Replication package for MSR'24 Mining Challenge
https://2024.msrconf.org/track/msr-2024-mining-challenge
The code can be found in the following repository on GitHub:
https://github.com/ncusi/MSR_Challenge_2024
The data is also available on DagsHub:
https://dagshub.com/ncusi/MSR_Challenge_2024
If you find any errors in the code, or have trouble getting it to run, please send the bugreport via this project GitHub issues.
You can set up the environment for this package, following
the recommended practices (described later in this document),
by running the init.bash
Bash script, and following
its instructions.
You can configure where this script intends to put local DVC cache etc. by editing values of variables at the top of the script, in the configuration block
# configuration
DVCSTORE_DIR='/mnt/data/dvcstore'
DEVGPT_DIR='/mnt/data/MSR_Challenge_2024/DevGPT-data.v9'
Note that this script assumes that it is run on Linux, or Linux-like system. For other operating systems, it might be better to follow the steps described in this document manually.
To avoid dependency conflicts, it is strongly recommended to create a virtual environment. This can be done with, for example:
python3 -m venv venv
This needs to be done only once, from the top directory of the project.
For each session, you should activate this virtual environment:
source venv/bin/activate
This would make command line prompt include "(venv) " as prefix, thought it depends on the shell used.

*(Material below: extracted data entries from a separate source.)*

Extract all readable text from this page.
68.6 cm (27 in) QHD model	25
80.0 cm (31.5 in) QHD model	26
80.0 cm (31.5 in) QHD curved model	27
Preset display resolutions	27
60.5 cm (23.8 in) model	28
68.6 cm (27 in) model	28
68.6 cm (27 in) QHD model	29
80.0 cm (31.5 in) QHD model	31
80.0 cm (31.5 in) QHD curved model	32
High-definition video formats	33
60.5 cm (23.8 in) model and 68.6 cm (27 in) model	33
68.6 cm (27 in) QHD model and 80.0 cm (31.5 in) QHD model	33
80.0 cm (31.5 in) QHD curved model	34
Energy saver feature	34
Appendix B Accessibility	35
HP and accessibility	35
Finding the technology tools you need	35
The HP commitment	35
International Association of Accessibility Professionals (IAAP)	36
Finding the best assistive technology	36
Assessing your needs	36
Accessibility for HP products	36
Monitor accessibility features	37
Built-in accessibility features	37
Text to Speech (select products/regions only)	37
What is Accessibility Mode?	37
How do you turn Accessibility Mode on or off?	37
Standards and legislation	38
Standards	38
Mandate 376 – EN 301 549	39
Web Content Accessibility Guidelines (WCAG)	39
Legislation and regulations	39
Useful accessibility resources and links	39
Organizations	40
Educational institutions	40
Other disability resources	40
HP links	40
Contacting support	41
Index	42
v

Using virtual environment, either directly like shown above or
by using pipx
, might be required if you cannot install system
packages, but Python is configured in a very specific way.
Namely, if running pip install --user
results in the following
error:
error: externally-managed-environment
× This environment is externally managed
You can install dependencies defined in requirements.txt file
with pip
, using the following command:
python -m pip install -r requirements.txt
Note: the above assumes that you have activated virtual environment (venv).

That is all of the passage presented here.